While driving back to Kent, Frank yells at Alice to stop, jumps out and runs to the sea. Alice follows him onto the rocks, pleading with him that it is not safe and to come back. Frank shouts at her that she knew about his father's death and did not tell him. Distraught, Alice tells him that she wanted to but did not know how to and apologises. Frank says that he saw his father in Summerland. When he turns around, he slips and falls backward into the water. He flails under the water until Alice swims out to where he is and manages to rescue him. After helping him get out, both of them gasp and cough up water profusely.

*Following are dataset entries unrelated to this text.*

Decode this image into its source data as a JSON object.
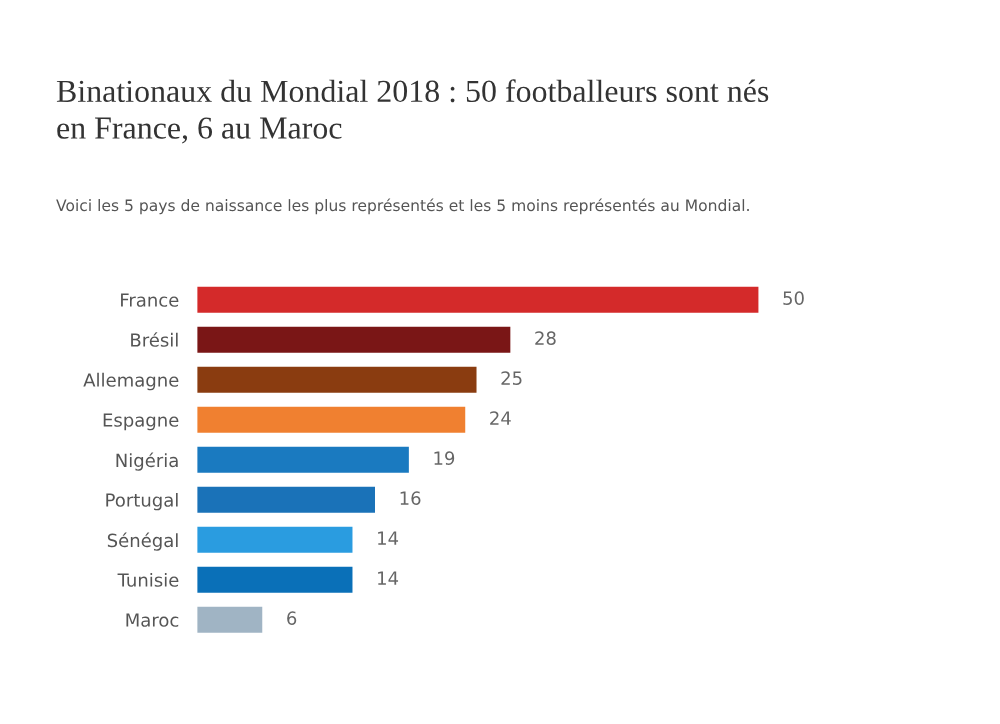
{
  "chart_data": {
    "type": "bar",
    "orientation": "horizontal",
    "title": "Binationaux du Mondial 2018 : 50 footballeurs sont nés\nen France, 6 au Maroc",
    "subtitle": "Voici les 5 pays de naissance les plus représentés et les 5 moins représentés au Mondial.",
    "categories": [
      "France",
      "Brésil",
      "Allemagne",
      "Espagne",
      "Nigéria",
      "Portugal",
      "Sénégal",
      "Tunisie",
      "Maroc"
    ],
    "values": [
      50,
      28,
      25,
      24,
      19,
      16,
      14,
      14,
      6
    ],
    "colors": [
      "#d42a2a",
      "#7a1616",
      "#8a3c10",
      "#f08030",
      "#1a7ac0",
      "#1a72b8",
      "#2a9ce0",
      "#0a70b8",
      "#a0b4c4"
    ],
    "data_labels": true,
    "grid": false,
    "legend": false
  }
}
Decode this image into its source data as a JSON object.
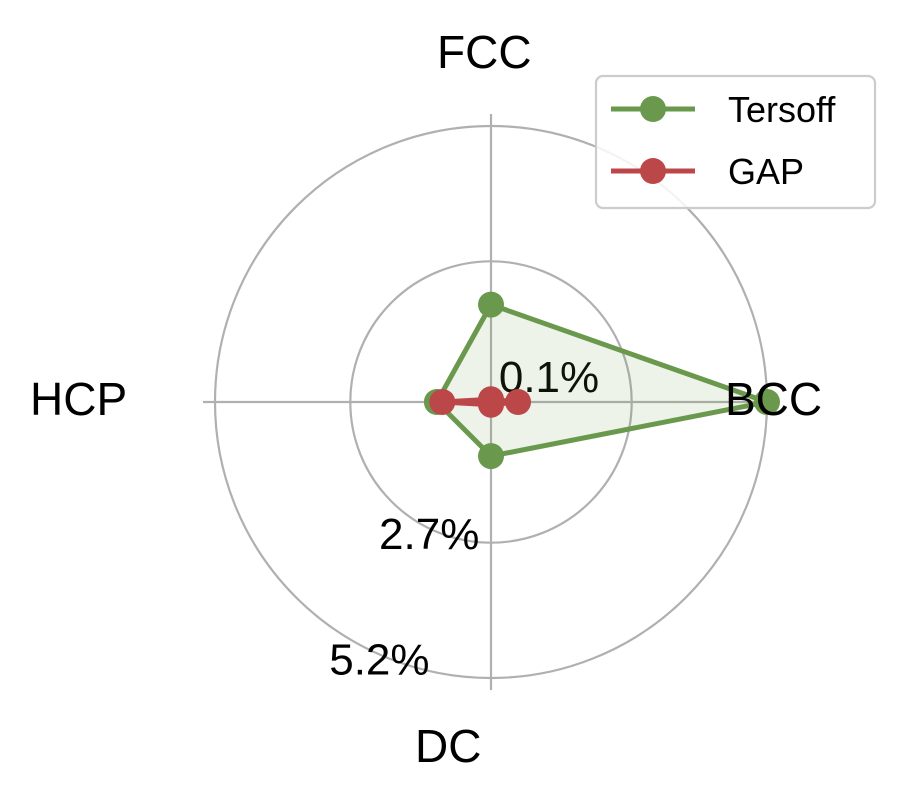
{
  "chart_data": {
    "type": "radar",
    "title": "",
    "categories": [
      "FCC",
      "BCC",
      "DC",
      "HCP"
    ],
    "r_ticks": [
      {
        "value": 0.1,
        "label": "0.1%"
      },
      {
        "value": 2.7,
        "label": "2.7%"
      },
      {
        "value": 5.2,
        "label": "5.2%"
      }
    ],
    "r_range": [
      0.1,
      5.2
    ],
    "grid": true,
    "legend_position": "top-right",
    "series": [
      {
        "name": "Tersoff",
        "color": "#6a994e",
        "fill": true,
        "values": [
          1.9,
          5.2,
          1.1,
          1.1
        ]
      },
      {
        "name": "GAP",
        "color": "#bc4749",
        "fill": false,
        "values": [
          0.15,
          0.6,
          0.15,
          1.0
        ]
      }
    ]
  }
}
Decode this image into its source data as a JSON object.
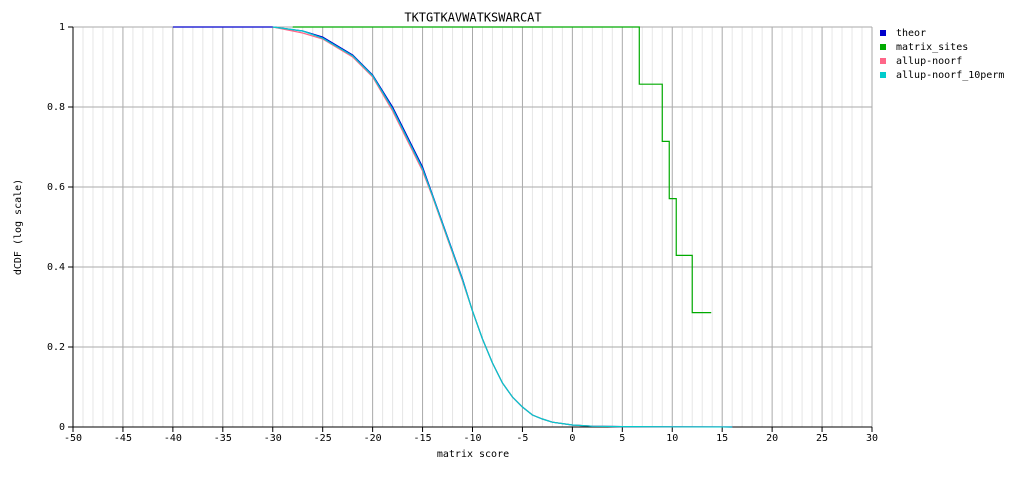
{
  "chart_data": {
    "type": "line",
    "title": "TKTGTKAVWATKSWARCAT",
    "x_label": "matrix score",
    "y_label": "dCDF (log scale)",
    "x": [
      -40,
      -30,
      -27,
      -25,
      -22,
      -20,
      -18,
      -16,
      -15,
      -14,
      -13,
      -12,
      -11,
      -10,
      -9,
      -8,
      -7,
      -6,
      -5,
      -4,
      -3,
      -2,
      0,
      2,
      5,
      10,
      15,
      16
    ],
    "series": [
      {
        "name": "theor",
        "color": "#0000cc",
        "values": [
          1,
          1,
          0.99,
          0.975,
          0.93,
          0.88,
          0.8,
          0.7,
          0.65,
          0.58,
          0.51,
          0.44,
          0.37,
          0.29,
          0.22,
          0.16,
          0.11,
          0.075,
          0.05,
          0.03,
          0.02,
          0.012,
          0.005,
          0.002,
          0.001,
          0.0005,
          0.0002,
          0
        ]
      },
      {
        "name": "matrix_sites",
        "color": "#00aa00",
        "x": [
          -28,
          6.7,
          6.7,
          9,
          9,
          9.7,
          9.7,
          10.4,
          10.4,
          12,
          12,
          13.9
        ],
        "values": [
          1,
          1,
          0.857,
          0.857,
          0.714,
          0.714,
          0.571,
          0.571,
          0.429,
          0.429,
          0.286,
          0.286
        ]
      },
      {
        "name": "allup-noorf",
        "color": "#ff6688",
        "values": [
          null,
          1,
          0.985,
          0.97,
          0.925,
          0.875,
          0.79,
          0.69,
          0.64,
          0.575,
          0.505,
          0.435,
          0.365,
          0.29,
          0.22,
          0.16,
          0.11,
          0.075,
          0.05,
          0.03,
          0.02,
          0.012,
          0.005,
          0.002,
          0.001,
          0.0005,
          0.0002,
          0
        ]
      },
      {
        "name": "allup-noorf_10perm",
        "color": "#00cccc",
        "values": [
          null,
          1,
          0.99,
          0.972,
          0.928,
          0.878,
          0.795,
          0.695,
          0.645,
          0.578,
          0.508,
          0.438,
          0.368,
          0.29,
          0.22,
          0.16,
          0.11,
          0.075,
          0.05,
          0.03,
          0.02,
          0.012,
          0.005,
          0.002,
          0.001,
          0.0005,
          0.0002,
          0
        ]
      }
    ],
    "xlim": [
      -50,
      30
    ],
    "xticks": [
      -50,
      -45,
      -40,
      -35,
      -30,
      -25,
      -20,
      -15,
      -10,
      -5,
      0,
      5,
      10,
      15,
      20,
      25,
      30
    ],
    "ylim": [
      0,
      1
    ],
    "yticks": [
      0,
      0.2,
      0.4,
      0.6,
      0.8,
      1
    ],
    "grid": true,
    "legend": "right"
  }
}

The next morning, Alice brings Frank breakfast which he initially refuses. Alice reveals how she lost her father years earlier, and that she struggled to come to terms with it. She then shows him the room she prepared for him, comforting him when he becomes upset looking through some family photos.

When they return home a few days later, they find Vera waiting for them. She had not been home at the time of the bomb attacks. Vera confesses to having engineered the selection of Alice as the host for Frank because she knows that if anything were to happen to her, Alice would take care of him.

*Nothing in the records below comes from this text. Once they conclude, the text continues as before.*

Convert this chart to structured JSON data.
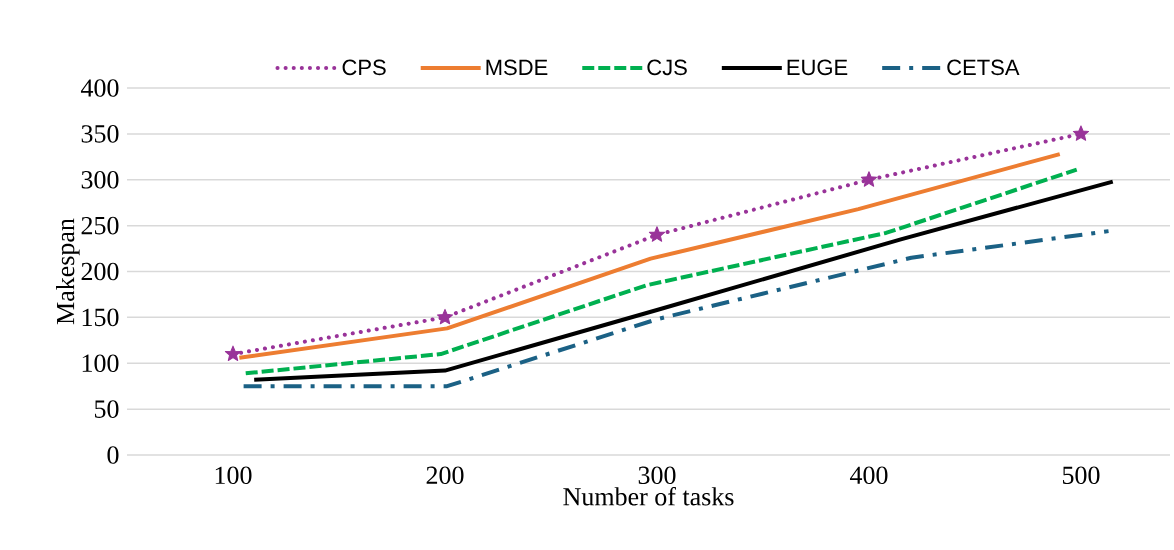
{
  "chart_data": {
    "type": "line",
    "xlabel": "Number of tasks",
    "ylabel": "Makespan",
    "xlim": [
      50,
      542
    ],
    "xticks": [
      100,
      200,
      300,
      400,
      500
    ],
    "ylim": [
      0,
      400
    ],
    "yticks": [
      0,
      50,
      100,
      150,
      200,
      250,
      300,
      350,
      400
    ],
    "grid": "y",
    "legend": "top",
    "series": [
      {
        "name": "CPS",
        "color": "#993399",
        "marker": "star",
        "line_style": "dotted",
        "x": [
          100,
          200,
          300,
          400,
          500
        ],
        "values": [
          110,
          150,
          240,
          300,
          350
        ]
      },
      {
        "name": "MSDE",
        "color": "#ed7d31",
        "line_style": "solid",
        "x": [
          103,
          201,
          297,
          395,
          490
        ],
        "values": [
          106,
          138,
          214,
          268,
          328
        ]
      },
      {
        "name": "CJS",
        "color": "#00b050",
        "line_style": "dashed",
        "x": [
          106,
          198,
          295,
          408,
          498
        ],
        "values": [
          89,
          110,
          185,
          242,
          311
        ]
      },
      {
        "name": "EUGE",
        "color": "#000000",
        "line_style": "solid",
        "x": [
          110,
          200,
          300,
          415,
          515
        ],
        "values": [
          82,
          92,
          158,
          235,
          298
        ]
      },
      {
        "name": "CETSA",
        "color": "#1b6185",
        "line_style": "dashdot",
        "x": [
          105,
          201,
          300,
          420,
          513
        ],
        "values": [
          75,
          75,
          148,
          215,
          244
        ]
      }
    ]
  }
}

Back in the present time, Alice is in the process of completing her manuscript when Vera suddenly interrupts her. Having reunited some time ago, the two now live together. As they stroll along the beach, an adult Frank, who has come for a visit, joins them. Frank discovers the dedication in Alice's manuscript, and to his surprise, it is dedicated to him.

==Cast==
- Gemma Arterton as Alice Lamb
- Penelope Wilton as Older Alice
- Gugu Mbatha-Raw as Vera
- Martina Laird as Older Vera
- Tom Courtenay as Mr Sullivan
- Lucas Bond as Frank
- Dixie Egerickx as Edie
- Siân Phillips as Margaret Corey
- Amanda Root as Mrs Lawrence
- Jessica Gunning as Mrs Bassett
- Amanda Lawrence as Muriel
- Dominic McGreevy as Boy
- Aoibhine McFlynn as Cassie
- Joshua Riley as Freddie

==Production==
It was announced in April 2017 that Gemma Arterton had been cast in playwright Jessica Swale's directorial debut, with Swale also writing the screenplay. In May 2018, Gugu Mbatha-Raw, Penelope Wilton and Tom Courtenay were added to the cast.

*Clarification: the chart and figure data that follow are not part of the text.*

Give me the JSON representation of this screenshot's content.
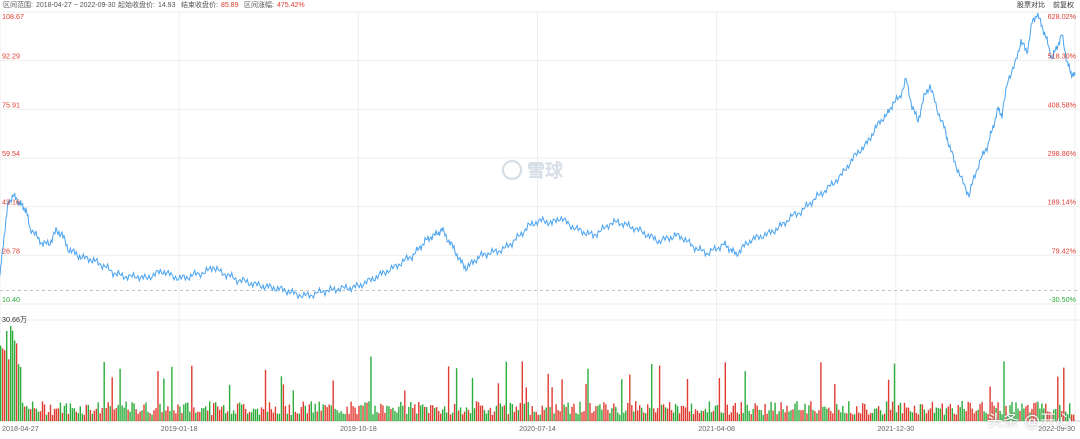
{
  "header": {
    "range_label": "区间范围:",
    "range_value": "2018-04-27 ~ 2022-09-30",
    "start_label": "起始收盘价:",
    "start_value": "14.93",
    "end_label": "结束收盘价:",
    "end_value": "85.89",
    "change_label": "区间涨幅:",
    "change_value": "475.42%",
    "compare_button": "股票对比",
    "adjust_button": "前复权"
  },
  "watermark": {
    "brand": "雪球",
    "corner": "头条 @开心"
  },
  "colors": {
    "line": "#4aa3f0",
    "up": "#e03c31",
    "down": "#2bac3b",
    "grid": "#eeeeee",
    "text": "#666666"
  },
  "chart_data": {
    "type": "line",
    "x_ticks": [
      "2018-04-27",
      "2019-01-18",
      "2019-10-18",
      "2020-07-14",
      "2021-04-08",
      "2021-12-30",
      "2022-09-30"
    ],
    "y_left_ticks": [
      "108.67",
      "92.29",
      "75.91",
      "59.54",
      "43.16",
      "26.78",
      "10.40"
    ],
    "y_right_ticks": [
      "628.02%",
      "518.30%",
      "408.58%",
      "298.86%",
      "189.14%",
      "79.42%",
      "-30.50%"
    ],
    "ylim": [
      10.4,
      108.67
    ],
    "baseline_price": 14.93,
    "volume_label": "30.66万",
    "volume_max": 30.66,
    "price_series": [
      [
        0,
        20
      ],
      [
        0.004,
        33
      ],
      [
        0.008,
        44
      ],
      [
        0.013,
        47
      ],
      [
        0.018,
        45
      ],
      [
        0.022,
        43.5
      ],
      [
        0.026,
        42
      ],
      [
        0.03,
        36
      ],
      [
        0.037,
        33
      ],
      [
        0.043,
        30.5
      ],
      [
        0.05,
        31
      ],
      [
        0.056,
        35
      ],
      [
        0.062,
        34
      ],
      [
        0.068,
        29
      ],
      [
        0.075,
        27.5
      ],
      [
        0.082,
        26
      ],
      [
        0.09,
        25.5
      ],
      [
        0.097,
        24.5
      ],
      [
        0.105,
        23
      ],
      [
        0.113,
        21
      ],
      [
        0.121,
        20
      ],
      [
        0.129,
        19.5
      ],
      [
        0.138,
        19.7
      ],
      [
        0.146,
        19
      ],
      [
        0.155,
        20.5
      ],
      [
        0.163,
        21.5
      ],
      [
        0.171,
        20
      ],
      [
        0.18,
        19
      ],
      [
        0.188,
        19.5
      ],
      [
        0.196,
        20.5
      ],
      [
        0.205,
        21
      ],
      [
        0.213,
        23
      ],
      [
        0.221,
        21
      ],
      [
        0.229,
        20
      ],
      [
        0.237,
        18.5
      ],
      [
        0.246,
        18
      ],
      [
        0.254,
        17
      ],
      [
        0.263,
        16.5
      ],
      [
        0.271,
        16
      ],
      [
        0.279,
        15.5
      ],
      [
        0.287,
        14.8
      ],
      [
        0.295,
        13.8
      ],
      [
        0.304,
        13.2
      ],
      [
        0.312,
        13.5
      ],
      [
        0.321,
        14.5
      ],
      [
        0.329,
        15
      ],
      [
        0.337,
        15.5
      ],
      [
        0.346,
        15.8
      ],
      [
        0.354,
        16
      ],
      [
        0.362,
        17
      ],
      [
        0.371,
        18.5
      ],
      [
        0.379,
        20
      ],
      [
        0.387,
        21.5
      ],
      [
        0.396,
        23
      ],
      [
        0.404,
        25
      ],
      [
        0.412,
        26.5
      ],
      [
        0.419,
        29
      ],
      [
        0.425,
        31.5
      ],
      [
        0.431,
        33
      ],
      [
        0.437,
        34
      ],
      [
        0.442,
        35.5
      ],
      [
        0.448,
        32
      ],
      [
        0.454,
        29
      ],
      [
        0.46,
        25
      ],
      [
        0.466,
        22.5
      ],
      [
        0.473,
        24.5
      ],
      [
        0.48,
        26.5
      ],
      [
        0.488,
        27.5
      ],
      [
        0.496,
        28
      ],
      [
        0.504,
        29
      ],
      [
        0.512,
        31
      ],
      [
        0.52,
        33.5
      ],
      [
        0.528,
        36.5
      ],
      [
        0.536,
        38
      ],
      [
        0.544,
        38.5
      ],
      [
        0.552,
        37.5
      ],
      [
        0.56,
        39.5
      ],
      [
        0.568,
        37.5
      ],
      [
        0.577,
        35.5
      ],
      [
        0.585,
        34.5
      ],
      [
        0.593,
        33.5
      ],
      [
        0.601,
        35
      ],
      [
        0.61,
        37.5
      ],
      [
        0.618,
        38
      ],
      [
        0.626,
        37
      ],
      [
        0.634,
        36
      ],
      [
        0.643,
        34.5
      ],
      [
        0.651,
        33
      ],
      [
        0.659,
        31.5
      ],
      [
        0.668,
        32.5
      ],
      [
        0.676,
        33.5
      ],
      [
        0.684,
        32.5
      ],
      [
        0.692,
        30
      ],
      [
        0.7,
        28.5
      ],
      [
        0.708,
        27.5
      ],
      [
        0.716,
        29
      ],
      [
        0.724,
        30.5
      ],
      [
        0.73,
        29
      ],
      [
        0.736,
        27
      ],
      [
        0.743,
        29.5
      ],
      [
        0.751,
        32
      ],
      [
        0.759,
        33
      ],
      [
        0.768,
        34
      ],
      [
        0.776,
        35.5
      ],
      [
        0.784,
        37.5
      ],
      [
        0.792,
        40
      ],
      [
        0.801,
        41.5
      ],
      [
        0.809,
        44
      ],
      [
        0.817,
        46.5
      ],
      [
        0.825,
        48.5
      ],
      [
        0.833,
        51
      ],
      [
        0.842,
        54
      ],
      [
        0.85,
        58
      ],
      [
        0.858,
        61.5
      ],
      [
        0.866,
        64
      ],
      [
        0.873,
        68
      ],
      [
        0.88,
        72
      ],
      [
        0.887,
        74
      ],
      [
        0.893,
        78
      ],
      [
        0.9,
        80
      ],
      [
        0.906,
        86
      ],
      [
        0.912,
        77
      ],
      [
        0.918,
        72
      ],
      [
        0.924,
        80
      ],
      [
        0.93,
        84
      ],
      [
        0.937,
        76
      ],
      [
        0.944,
        70
      ],
      [
        0.949,
        64
      ],
      [
        0.955,
        58
      ],
      [
        0.962,
        52
      ],
      [
        0.969,
        47
      ],
      [
        0.975,
        54
      ],
      [
        0.982,
        60
      ],
      [
        0.988,
        64
      ],
      [
        0.993,
        70
      ],
      [
        0.998,
        76
      ],
      [
        1.002,
        74
      ],
      [
        1.008,
        86
      ],
      [
        1.015,
        91
      ],
      [
        1.021,
        99
      ],
      [
        1.027,
        95
      ],
      [
        1.032,
        105
      ],
      [
        1.037,
        108
      ],
      [
        1.042,
        104
      ],
      [
        1.047,
        99
      ],
      [
        1.052,
        93
      ],
      [
        1.057,
        97
      ],
      [
        1.062,
        101
      ],
      [
        1.067,
        92
      ],
      [
        1.071,
        88
      ],
      [
        1.075,
        87.5
      ]
    ]
  }
}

Production was underway by September 2018, with filming locations across East Sussex in the towns Seaford and Brighton as well as in the county of Kent. During October 2018, locations in Kent included the Chatham Historic Dockyard and Anchor Wharf, with shots of Dover Castle in Dover. The Sail and Colour Loft exterior, Church Lane, and Ropery exterior of the Dockyard doubled as East London streets during the Blitz; the Captain's House on Officer's Terrace was featured as a bombed-out house; and the cellars of the Fitted Rigging House on the Wharf doubled as an air raid shelter. Production wrapped in the last week of October.

==Release==
Embankment Films sold the United Kingdom distribution rights to Lionsgate UK on 31 October 2018. IFC Films acquired United States rights on 20 April 2020.

Summerland was released in the UK, and in selected theatres in the U.S., on 31 July 2020.

==Critical reception==
On review aggregator Rotten Tomatoes, the film has rating based on reviews from critics and an average rating of . The website's critical consensus states: "In Summerland, the living is a little too easy to raise dramatic stakes -- but Gemma Arterton's performance adds some much-needed extra heat." On Metacritic, the film has a weighted score of 56 out of 100, based on 22 critics, indicating "mixed or average reviews".

==Home media==
Summerland was released on DVD in Region 2 by Lionsgate Home Entertainment on 12 October 2020. It was released on Blu-ray and DVD in Region A/1 by IFC Films on 17 November 2020.